A la fin de mon article précédent, je t’ai parlé de ma frustration d’avoir reçu la chambre « côté parking » au lieu d’avoir la belle vue sur la mer. J’ai fait un dessin de cette vue sur le parking dans mon carnet, en inscrivant le titre d’un livre dont ma sœur m’avait souvent parlé : « Living in a world of second choices » (« Vivre dans un monde de deuxièmes choix »).

Dans cette situation de job qui m’a filé sous le nez, j’ai ressenti de l’intérieur ce que ça fait, non pas quand on n’obtient pas ce que l’on voudrait comme premier choix, mais lorsque l’on sent que l’on n’est pas le premier choix de quelqu’un d’autre… Dans le premier cas, cela touche à ce que l’on n’a. Dans le second, cela touche à ce que l’on est. Encore plus douloureux… Cela est venu réveiller évidemment des blessures plus profondes, liées à des épisodes vécus dans l’enfance. Comme celle où je n’avais pas obtenu le rôle du petit « Chico, à Puerto Rico », dans le théâtre qu’on avait interprété en 4e primaire. J’aurais tellement voulu porter cette casquette, ces salopettes et cirer les chaussures des passants en chantant mon refrain. A la place, c’est Carla H. qui avait obtenu le rôle, et mon petit démon m’a frotté sous le nez toutes les raisons pour lesquelles évidemment, c’était elle, qui devait avoir le rôle. Elle venait d’une famille plus riche – forcément, elle amènerait plus de gens payants au spectacle que moi.
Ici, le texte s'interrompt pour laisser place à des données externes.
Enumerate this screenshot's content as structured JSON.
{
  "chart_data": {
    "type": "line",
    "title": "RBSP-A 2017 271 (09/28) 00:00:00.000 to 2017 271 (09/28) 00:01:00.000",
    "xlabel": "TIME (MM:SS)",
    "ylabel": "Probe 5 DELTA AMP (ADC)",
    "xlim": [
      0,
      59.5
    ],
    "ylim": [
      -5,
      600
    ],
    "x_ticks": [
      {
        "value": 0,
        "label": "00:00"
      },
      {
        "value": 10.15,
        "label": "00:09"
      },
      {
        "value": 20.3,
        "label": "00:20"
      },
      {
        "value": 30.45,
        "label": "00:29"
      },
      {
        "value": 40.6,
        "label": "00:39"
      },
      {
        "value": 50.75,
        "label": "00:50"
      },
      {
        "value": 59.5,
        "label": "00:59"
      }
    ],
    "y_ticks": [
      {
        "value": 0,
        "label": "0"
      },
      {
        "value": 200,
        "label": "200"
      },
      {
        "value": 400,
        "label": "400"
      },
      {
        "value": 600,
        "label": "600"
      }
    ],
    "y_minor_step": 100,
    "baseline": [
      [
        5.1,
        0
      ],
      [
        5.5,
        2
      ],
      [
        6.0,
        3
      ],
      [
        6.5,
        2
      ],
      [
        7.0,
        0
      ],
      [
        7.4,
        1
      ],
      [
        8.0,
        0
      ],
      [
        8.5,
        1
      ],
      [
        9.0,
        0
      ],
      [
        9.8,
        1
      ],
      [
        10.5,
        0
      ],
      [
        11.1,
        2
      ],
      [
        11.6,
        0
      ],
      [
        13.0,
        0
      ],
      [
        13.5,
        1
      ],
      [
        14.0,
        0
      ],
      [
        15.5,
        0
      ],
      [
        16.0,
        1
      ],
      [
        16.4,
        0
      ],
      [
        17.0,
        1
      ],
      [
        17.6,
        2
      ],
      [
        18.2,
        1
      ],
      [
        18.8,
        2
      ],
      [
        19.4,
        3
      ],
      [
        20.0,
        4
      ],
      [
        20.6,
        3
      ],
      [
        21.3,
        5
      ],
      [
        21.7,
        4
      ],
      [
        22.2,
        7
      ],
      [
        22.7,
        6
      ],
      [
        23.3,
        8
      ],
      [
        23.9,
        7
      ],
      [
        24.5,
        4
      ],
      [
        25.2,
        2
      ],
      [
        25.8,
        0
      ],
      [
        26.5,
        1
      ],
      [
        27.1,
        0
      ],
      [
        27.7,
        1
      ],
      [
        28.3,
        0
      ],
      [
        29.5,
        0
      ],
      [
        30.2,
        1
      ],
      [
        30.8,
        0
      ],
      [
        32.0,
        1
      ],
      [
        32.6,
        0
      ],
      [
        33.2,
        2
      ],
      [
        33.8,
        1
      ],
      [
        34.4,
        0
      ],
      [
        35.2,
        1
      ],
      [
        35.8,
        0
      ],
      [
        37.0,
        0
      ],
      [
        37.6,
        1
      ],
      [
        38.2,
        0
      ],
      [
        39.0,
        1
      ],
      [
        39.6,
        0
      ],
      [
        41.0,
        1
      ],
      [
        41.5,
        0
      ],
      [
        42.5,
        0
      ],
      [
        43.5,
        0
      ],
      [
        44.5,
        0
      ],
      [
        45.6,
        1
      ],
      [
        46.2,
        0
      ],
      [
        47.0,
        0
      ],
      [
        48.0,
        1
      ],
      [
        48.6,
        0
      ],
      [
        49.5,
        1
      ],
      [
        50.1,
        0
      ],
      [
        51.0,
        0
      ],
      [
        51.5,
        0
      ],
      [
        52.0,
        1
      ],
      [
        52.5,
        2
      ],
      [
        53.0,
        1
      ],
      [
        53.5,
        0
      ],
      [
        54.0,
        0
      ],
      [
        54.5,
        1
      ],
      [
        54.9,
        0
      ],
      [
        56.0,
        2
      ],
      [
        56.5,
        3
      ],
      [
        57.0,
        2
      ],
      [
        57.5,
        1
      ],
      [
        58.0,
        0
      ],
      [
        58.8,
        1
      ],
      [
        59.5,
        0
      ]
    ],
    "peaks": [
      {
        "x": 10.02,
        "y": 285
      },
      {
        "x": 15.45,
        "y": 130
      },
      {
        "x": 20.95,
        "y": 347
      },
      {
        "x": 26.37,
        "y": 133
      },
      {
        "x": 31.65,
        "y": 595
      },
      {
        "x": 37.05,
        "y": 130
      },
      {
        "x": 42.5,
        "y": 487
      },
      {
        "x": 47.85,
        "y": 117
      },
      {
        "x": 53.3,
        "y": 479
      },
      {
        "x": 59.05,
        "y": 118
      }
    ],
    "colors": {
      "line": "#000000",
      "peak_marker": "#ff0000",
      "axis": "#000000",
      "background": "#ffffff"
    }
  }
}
Elle était bien plus jolie : pour qui je me prenais, de croire que j’aurais pu avoir ce rôle-là ? Elle avait aussi une plus belle voix, évidemment, etc.

Plus de trente ans se sont écoulé depuis cet épisode, et aujourd’hui, je ressens exactement les mêmes émotions qu’en tant que petite fille. Je suis une petite fille de 42 ans, blessée dans son amour-propre. La différence, aujourd’hui, c’est que j’ai acquis des outils pour ne pas laisser le dernier mot à ce démon. Je ne lui ai pas donné la satisfaction de me murer dans la honte. J’ai appris à lui fermer le clapet en me témoignant de l’auto-compassion. En ouvrant mon cœur, au lieu de le fermer.  J’en ai parlé – à Dieu, à moi-même, à quelques personnes proches – et pour finir, quand le temps était mûr, même aussi à la fameuse personne qui m’avait blessée le plus dans l’histoire. On a pu s’expliquer, j’ai compris des éléments qui m’avaient manqué dans mon équation, j’ai pu pardonner et restaurer le lien qui avait été momentanément rompu entre nous.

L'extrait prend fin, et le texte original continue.